NWF Partners Visiting the Allotment
Rising high above the Colorado Mountain Towns towns of Aspen, Carbondale and Marble Colorado is the Elk Range, are some of the highest and most rugged mountains in the United States. There are the two Maroon Bells, Pyramid Peak, Snowmass Mountain and Capitol Peak, all over 14,000 feet. Nestled among these giants are many more peaks over 13,000 feet, named and unnamed. Separating the peaks are high alpine meadows, steep valleys, ice-cold lakes and streams that provide critical habitat for one of the highest priority bighorn sheep herds in Colorado as well as mountain goats, elk and other high-elevation species such as yellow-bellied marmot, american pika, white-tailed ptarmigan, brown-capped rosy finch, and nesting peregrine falcons. And up until this year, when NWF finalized the retirement of the 33,000 acre Upper Crystal River grazing allotment, 2000 domestic sheep could also be found roaming this fragile landscape between the months of July and September.

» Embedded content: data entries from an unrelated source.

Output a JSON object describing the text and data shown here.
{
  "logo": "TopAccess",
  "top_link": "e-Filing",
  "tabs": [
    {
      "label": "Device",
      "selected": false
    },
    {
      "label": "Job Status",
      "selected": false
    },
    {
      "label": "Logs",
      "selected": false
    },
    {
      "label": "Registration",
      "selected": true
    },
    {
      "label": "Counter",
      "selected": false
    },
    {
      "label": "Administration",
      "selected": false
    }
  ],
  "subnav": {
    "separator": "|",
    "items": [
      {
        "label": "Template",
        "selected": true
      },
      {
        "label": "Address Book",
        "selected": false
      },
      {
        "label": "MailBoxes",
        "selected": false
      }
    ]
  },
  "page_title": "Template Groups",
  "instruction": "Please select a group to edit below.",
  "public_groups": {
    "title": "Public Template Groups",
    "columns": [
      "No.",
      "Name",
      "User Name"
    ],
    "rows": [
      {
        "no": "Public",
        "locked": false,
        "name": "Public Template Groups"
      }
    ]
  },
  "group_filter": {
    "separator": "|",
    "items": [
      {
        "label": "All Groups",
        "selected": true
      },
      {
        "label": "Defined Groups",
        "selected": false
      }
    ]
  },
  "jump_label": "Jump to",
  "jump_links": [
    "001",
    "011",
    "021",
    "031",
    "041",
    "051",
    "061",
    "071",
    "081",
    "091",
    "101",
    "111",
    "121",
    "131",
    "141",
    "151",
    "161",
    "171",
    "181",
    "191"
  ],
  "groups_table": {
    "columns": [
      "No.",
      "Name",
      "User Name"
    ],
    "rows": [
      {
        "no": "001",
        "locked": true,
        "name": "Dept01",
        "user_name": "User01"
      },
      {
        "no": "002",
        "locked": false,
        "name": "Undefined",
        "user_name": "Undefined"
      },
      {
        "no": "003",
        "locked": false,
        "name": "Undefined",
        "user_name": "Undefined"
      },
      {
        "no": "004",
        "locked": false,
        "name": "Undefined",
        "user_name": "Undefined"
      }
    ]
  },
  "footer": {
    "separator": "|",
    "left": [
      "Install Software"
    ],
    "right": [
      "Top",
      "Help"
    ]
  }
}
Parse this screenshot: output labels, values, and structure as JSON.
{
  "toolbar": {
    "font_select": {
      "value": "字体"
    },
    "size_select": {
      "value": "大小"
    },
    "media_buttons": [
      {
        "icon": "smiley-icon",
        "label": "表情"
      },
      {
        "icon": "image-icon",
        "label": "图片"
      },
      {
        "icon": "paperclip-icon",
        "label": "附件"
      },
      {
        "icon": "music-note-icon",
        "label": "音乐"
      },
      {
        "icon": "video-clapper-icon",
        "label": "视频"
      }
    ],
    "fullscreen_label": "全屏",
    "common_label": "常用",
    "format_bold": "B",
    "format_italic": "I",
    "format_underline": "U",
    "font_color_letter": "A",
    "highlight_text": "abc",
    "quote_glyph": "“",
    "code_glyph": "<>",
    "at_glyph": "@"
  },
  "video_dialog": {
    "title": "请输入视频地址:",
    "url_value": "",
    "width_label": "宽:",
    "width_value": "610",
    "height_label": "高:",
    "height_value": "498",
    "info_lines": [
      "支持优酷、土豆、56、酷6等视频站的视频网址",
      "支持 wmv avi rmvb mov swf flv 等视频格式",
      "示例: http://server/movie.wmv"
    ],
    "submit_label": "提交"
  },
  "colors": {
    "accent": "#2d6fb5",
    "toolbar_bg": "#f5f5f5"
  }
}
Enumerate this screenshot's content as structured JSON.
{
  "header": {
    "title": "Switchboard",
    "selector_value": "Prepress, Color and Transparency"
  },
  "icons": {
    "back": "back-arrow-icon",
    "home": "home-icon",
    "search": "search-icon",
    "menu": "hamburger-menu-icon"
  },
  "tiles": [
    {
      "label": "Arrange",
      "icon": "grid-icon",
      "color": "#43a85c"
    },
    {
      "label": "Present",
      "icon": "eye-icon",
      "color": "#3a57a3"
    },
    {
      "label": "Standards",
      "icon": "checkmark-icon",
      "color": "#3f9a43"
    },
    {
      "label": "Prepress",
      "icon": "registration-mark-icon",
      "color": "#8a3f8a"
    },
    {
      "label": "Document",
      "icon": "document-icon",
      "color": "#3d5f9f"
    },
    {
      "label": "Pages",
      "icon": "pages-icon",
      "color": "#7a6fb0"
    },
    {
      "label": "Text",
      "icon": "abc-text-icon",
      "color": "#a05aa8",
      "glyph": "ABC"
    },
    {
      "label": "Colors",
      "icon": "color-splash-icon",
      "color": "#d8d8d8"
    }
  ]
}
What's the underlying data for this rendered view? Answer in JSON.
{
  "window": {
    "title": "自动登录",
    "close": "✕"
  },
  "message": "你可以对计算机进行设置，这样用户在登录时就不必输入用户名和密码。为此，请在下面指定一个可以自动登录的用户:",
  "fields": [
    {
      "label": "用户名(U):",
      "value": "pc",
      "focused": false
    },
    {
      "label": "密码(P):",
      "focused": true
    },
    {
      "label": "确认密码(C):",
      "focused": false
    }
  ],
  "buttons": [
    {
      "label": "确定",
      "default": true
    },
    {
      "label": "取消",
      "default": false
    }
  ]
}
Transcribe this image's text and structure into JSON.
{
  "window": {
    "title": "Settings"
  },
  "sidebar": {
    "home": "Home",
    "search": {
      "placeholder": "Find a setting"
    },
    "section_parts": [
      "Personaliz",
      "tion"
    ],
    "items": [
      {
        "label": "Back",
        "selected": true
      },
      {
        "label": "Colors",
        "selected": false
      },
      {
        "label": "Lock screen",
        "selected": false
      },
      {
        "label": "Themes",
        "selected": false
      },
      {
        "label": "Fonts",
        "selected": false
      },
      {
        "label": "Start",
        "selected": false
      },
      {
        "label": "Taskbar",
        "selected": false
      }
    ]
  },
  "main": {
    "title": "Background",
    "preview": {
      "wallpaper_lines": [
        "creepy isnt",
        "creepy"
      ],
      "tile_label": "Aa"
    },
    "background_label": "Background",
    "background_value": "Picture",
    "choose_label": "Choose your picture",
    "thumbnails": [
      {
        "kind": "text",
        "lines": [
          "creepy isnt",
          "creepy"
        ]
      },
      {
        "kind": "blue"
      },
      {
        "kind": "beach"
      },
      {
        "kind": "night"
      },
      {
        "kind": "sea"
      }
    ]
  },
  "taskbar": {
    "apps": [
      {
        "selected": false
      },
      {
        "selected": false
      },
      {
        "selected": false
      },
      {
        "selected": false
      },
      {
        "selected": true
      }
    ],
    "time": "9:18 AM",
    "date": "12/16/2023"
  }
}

Unfortunately, domestic sheep carry a number of pathogens that if transmitted to bighorn sheep, can cause the die-off of most or even all of that bighorn herd, something that occurred in the Eastern and Western Snowmass bighorn herds in the Elk Range in the late 1980s. At that time, the total size of the two herds numbered over 450 individuals, but after likely contact with domestic sheep, the herds experienced an all-age die off, the effects of which persist to this day. The good news is that the western herd is slowly recovering, numbering approximately 200 individuals, but the western herd is languishing at approximately 60 animals and continues to decline. Although somewhat speculative, it is possible that this herd was re-infected with another strain of the pathogen causing another die-off event.
The only effective strategy to address this conflict, is to create separation between domestic and wild sheep. The historic population of bighorn sheep the western United States was 2 million which due to extreme overhunting in the late 1800s and disease over the last several decades has dwindled to 65,000 animals nation-wide and 7,000 animals in Colorado. Without removing the risk of contact between domestic and wild sheep, it is unlikely that the state-wide population will be able to grow beyond 7,000 and of course, there is the risk that the population could decline as we’ve seen with the Western Snowmass Herd. To build on our success in the Elk Range, NWF has identified approximately 20 very high risk domestic sheep allotments that if removed, would provide the conditions for the recovery of the species in large areas of southwestern Colorado.
The approach taken by The National Wildlife Federation’s Wildlife Conflict Resolution Program is to negotiate a fair-market price with interested ranchers who hold domestic sheep public land grazing allotments in exchange for retiring their right to graze that allotment. In the case of the Upper Crystal Allotment and the Snowmass bighorn herd, NWF staff approached the permit-holder and negotiated the retirement of his permit. He was happy with the outcome and told us “this was a good business decision for me and a win-win. My sheep had gotten a lot of attention and with the money I received from NWF, I was able to buy another permit for an area farther away from bighorns which makes the wildlife people happy.” The outcome is that the only domestic sheep allotment in the Elk Range has been removed virtually eliminating the threat of pathogen transmission to wild sheep.
This NWF approach is completely voluntary and in our view, provides an equitable solution for ranchers who hold permits for high conflict grazing allotments while also meeting wildlife conservation goals by removing livestock from these high priority areas. This market-based approach recognizes the economic value of livestock grazing permits and fairly compensates livestock producers for retiring their leases. After twenty years of success, the National Wildlife Federation has established a new national model for resolving intractable conflicts between livestock and wildlife habitat retiring to date, over 1.5 million acres of public land grazing permits, an area the size of Delaware.